I tried to build this upon @Andrey Naumov's answer. May be this is a slight improvement.
public sealed class Lambda<S>
{
public static Func<S, T> CreateFunc<T>(Func<S, T> func)
{
return func;
}
public static Expression<Func<S, T>> CreateExpression<T>(Expression<Func<S, T>> expression)
{
return expression;
}
public Func<S, T> Func<T>(Func<S, T> func)
{
return func;
}
public Expression<Func<S, T>> Expression<T>(Expression<Func<S, T>> expression)
{
return expression;
}
}
Where type parameter S
is the formal parameter (the input parameter, which is minimum required to infer rest of the types). Now you can call it like:
var l = new Lambda<int>();
var d1 = l.Func(x => x.ToString());
var e1 = l.Expression(x => "Hello!");
var d2 = l.Func(x => x + x);
//or if you have only one lambda, consider a static overload
var e2 = Lambda<int>.CreateExpression(x => "Hello!");
You can have additional overloads for Action<S>
and Expression<Action<S>>
similarly in the same class. For other built in delegate and expression types, you will have to write separate classes like Lambda
, Lambda<S, T>
, Lambda<S, T, U>
etc.
Advantage of this I see over the original approach:
One less type specification (only the formal parameter needs to be specified).
Which gives you the freedom to use it against any Func<int, T>
, not just when T
is say, string
, as shown in examples.
Supports expressions straight away. In the earlier approach you will have to specify types again, like:
var e = Lambda<Expression<Func<int, string>>>.Cast(x => "Hello!");
//or in case 'Cast' is an instance member on non-generic 'Lambda' class:
var e = lambda.Cast<Expression<Func<int, string>>>(x => "Hello!");
for expressions.
Extending the class for other delegate (and expression) types is similarly cumbersome like above.

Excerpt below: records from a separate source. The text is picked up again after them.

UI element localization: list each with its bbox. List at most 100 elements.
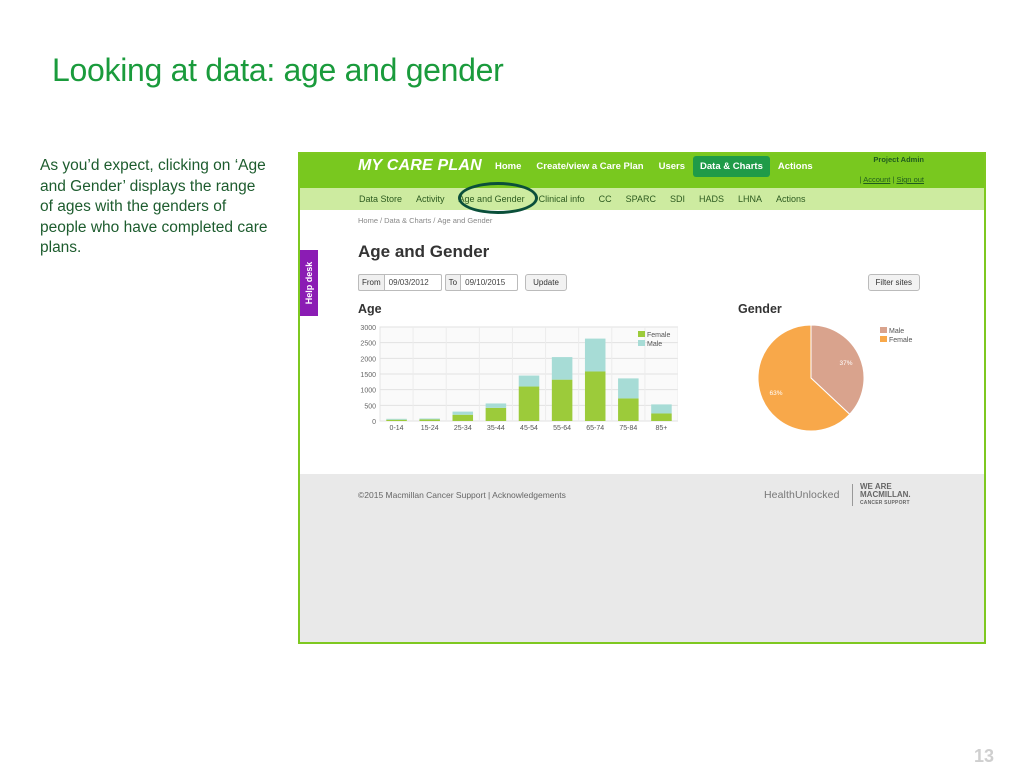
x-tick-label: 35-44 xyxy=(487,425,505,432)
gender-chart: 37% 63% Male Female xyxy=(757,324,912,432)
page-number: 13 xyxy=(973,746,994,766)
bar-female xyxy=(452,414,474,421)
subnav-item-data-store[interactable]: Data Store xyxy=(352,194,409,204)
y-tick-label: 2000 xyxy=(360,356,376,363)
macmillan-logo[interactable]: WE ARE MACMILLAN. CANCER SUPPORT xyxy=(860,483,911,507)
help-desk-label: Help desk xyxy=(304,261,314,305)
pie-value-label: 37% xyxy=(840,360,853,367)
from-group: From 09/03/2012 xyxy=(358,274,442,291)
nav-item-home[interactable]: Home xyxy=(488,156,528,177)
update-button[interactable]: Update xyxy=(525,274,567,291)
nav-item-data-charts[interactable]: Data & Charts xyxy=(693,155,770,177)
legend-label-female: Female xyxy=(889,337,912,344)
bar-male xyxy=(452,411,474,415)
x-tick-label: 85+ xyxy=(656,425,668,432)
slide-intro-text: As you’d expect, clicking on ‘Age and Ge… xyxy=(40,157,268,256)
x-tick-label: 15-24 xyxy=(421,425,439,432)
app-screenshot-frame: MY CARE PLAN Home Create/view a Care Pla… xyxy=(298,152,986,644)
legend-label-male: Male xyxy=(647,341,662,348)
subnav-item-lhna[interactable]: LHNA xyxy=(731,194,769,204)
breadcrumb-current: Age and Gender xyxy=(437,216,493,225)
from-date-input[interactable]: 09/03/2012 xyxy=(383,274,442,291)
subnav-item-cc[interactable]: CC xyxy=(592,194,619,204)
footer-divider xyxy=(852,484,853,506)
sub-nav: Data Store Activity Age and Gender Clini… xyxy=(352,188,813,210)
y-tick-label: 0 xyxy=(372,419,376,426)
legend-label-female: Female xyxy=(647,332,670,339)
slide-title: Looking at data: age and gender xyxy=(52,52,504,88)
breadcrumb-sep: / xyxy=(433,216,436,225)
breadcrumb-data-charts[interactable]: Data & Charts xyxy=(384,216,431,225)
bar-female xyxy=(518,386,540,421)
macmillan-line-2: MACMILLAN. xyxy=(860,490,911,499)
bar-female xyxy=(584,371,606,421)
bar-male xyxy=(584,338,606,372)
filter-sites-button[interactable]: Filter sites xyxy=(867,274,920,291)
y-tick-label: 3000 xyxy=(360,325,376,332)
bar-female xyxy=(618,398,639,421)
breadcrumb: Home / Data & Charts / Age and Gender xyxy=(358,216,492,225)
sub-nav-bar: Data Store Activity Age and Gender Clini… xyxy=(300,188,984,210)
gender-chart-title: Gender xyxy=(738,302,782,316)
y-tick-label: 2500 xyxy=(360,341,376,348)
y-tick-label: 500 xyxy=(364,403,376,410)
account-links: | Account | Sign out xyxy=(860,175,924,184)
bar-female xyxy=(651,413,672,421)
bar-female xyxy=(386,419,407,421)
y-tick-label: 1500 xyxy=(360,372,376,379)
to-date-input[interactable]: 09/10/2015 xyxy=(460,274,519,291)
user-name: Project Admin xyxy=(873,155,924,164)
subnav-item-sparc[interactable]: SPARC xyxy=(619,194,663,204)
subnav-item-sdi[interactable]: SDI xyxy=(663,194,692,204)
legend-swatch-female xyxy=(880,336,887,342)
legend-swatch-male xyxy=(638,340,645,346)
y-tick-label: 1000 xyxy=(360,388,376,395)
subnav-item-hads[interactable]: HADS xyxy=(692,194,731,204)
account-box: Project Admin | Account | Sign out xyxy=(860,155,924,184)
bar-female xyxy=(485,407,507,421)
subnav-item-clinical-info[interactable]: Clinical info xyxy=(532,194,592,204)
bar-male xyxy=(419,418,440,420)
x-tick-label: 75-84 xyxy=(619,425,637,432)
legend-label-male: Male xyxy=(889,328,904,335)
breadcrumb-sep: / xyxy=(380,216,383,225)
from-label: From xyxy=(358,274,384,291)
legend-swatch-female xyxy=(638,331,645,337)
highlight-ring xyxy=(458,182,538,214)
x-tick-label: 55-64 xyxy=(553,425,571,432)
footer-copyright: ©2015 Macmillan Cancer Support | Acknowl… xyxy=(358,490,566,500)
age-chart-title: Age xyxy=(358,302,382,316)
bar-male xyxy=(651,404,672,414)
legend-swatch-male xyxy=(880,327,887,333)
healthunlocked-logo[interactable]: HealthUnlocked xyxy=(764,489,840,501)
nav-item-actions[interactable]: Actions xyxy=(771,156,820,177)
nav-item-users[interactable]: Users xyxy=(652,156,692,177)
sign-out-link[interactable]: Sign out xyxy=(896,175,924,184)
help-desk-tab[interactable]: Help desk xyxy=(300,250,318,316)
bar-female xyxy=(419,419,440,421)
bar-male xyxy=(518,375,540,387)
x-tick-label: 65-74 xyxy=(586,425,604,432)
x-tick-label: 25-34 xyxy=(454,425,472,432)
bar-male xyxy=(618,378,639,399)
breadcrumb-home[interactable]: Home xyxy=(358,216,378,225)
app-window: MY CARE PLAN Home Create/view a Care Pla… xyxy=(300,154,984,474)
x-tick-label: 45-54 xyxy=(520,425,538,432)
subnav-item-activity[interactable]: Activity xyxy=(409,194,452,204)
app-logo[interactable]: MY CARE PLAN xyxy=(358,157,482,175)
bar-female xyxy=(551,379,573,421)
pie-value-label: 63% xyxy=(769,390,782,397)
to-group: To 09/10/2015 xyxy=(444,274,519,291)
top-nav: Home Create/view a Care Plan Users Data … xyxy=(488,154,821,178)
date-filter-row: From 09/03/2012 To 09/10/2015 Update xyxy=(358,274,567,291)
top-nav-bar: MY CARE PLAN Home Create/view a Care Pla… xyxy=(300,154,984,188)
age-chart: 0 500 1000 1500 2000 2500 3000 0-14 15-24 25-34 35… xyxy=(360,325,678,432)
account-link[interactable]: Account xyxy=(863,175,890,184)
nav-item-care-plan[interactable]: Create/view a Care Plan xyxy=(529,156,650,177)
bar-male xyxy=(386,418,407,420)
macmillan-line-3: CANCER SUPPORT xyxy=(860,500,910,506)
x-tick-label: 0-14 xyxy=(390,425,404,432)
subnav-item-actions[interactable]: Actions xyxy=(769,194,813,204)
to-label: To xyxy=(444,274,461,291)
bar-male xyxy=(551,357,573,380)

var e = Lambda<Action<int>>.Cast(x => x.ToString());
//or for Expression<Action<T>> if 'Cast' is an instance member on non-generic 'Lambda' class:
var e = lambda.Cast<Expression<Action<int>>>(x => x.ToString());
In my approach you have to declare types only once (that too one less for Func
s).
One another way to implement Andrey's answer is like not going fully generic
public sealed class Lambda<T>
{
public static Func<Func<T, object>, Func<T, object>> Func = x => x;
public static Func<Expression<Func<T, object>>, Expression<Func<T, object>>> Expression = x => x;
}
So things reduce to:
var l = Lambda<int>.Expression;
var e1 = l(x => x.ToString());
var e2 = l(x => "Hello!");
var e3 = l(x => x + x);
That's even less typing, but you lose certain type safety, and imo, this is not worth it.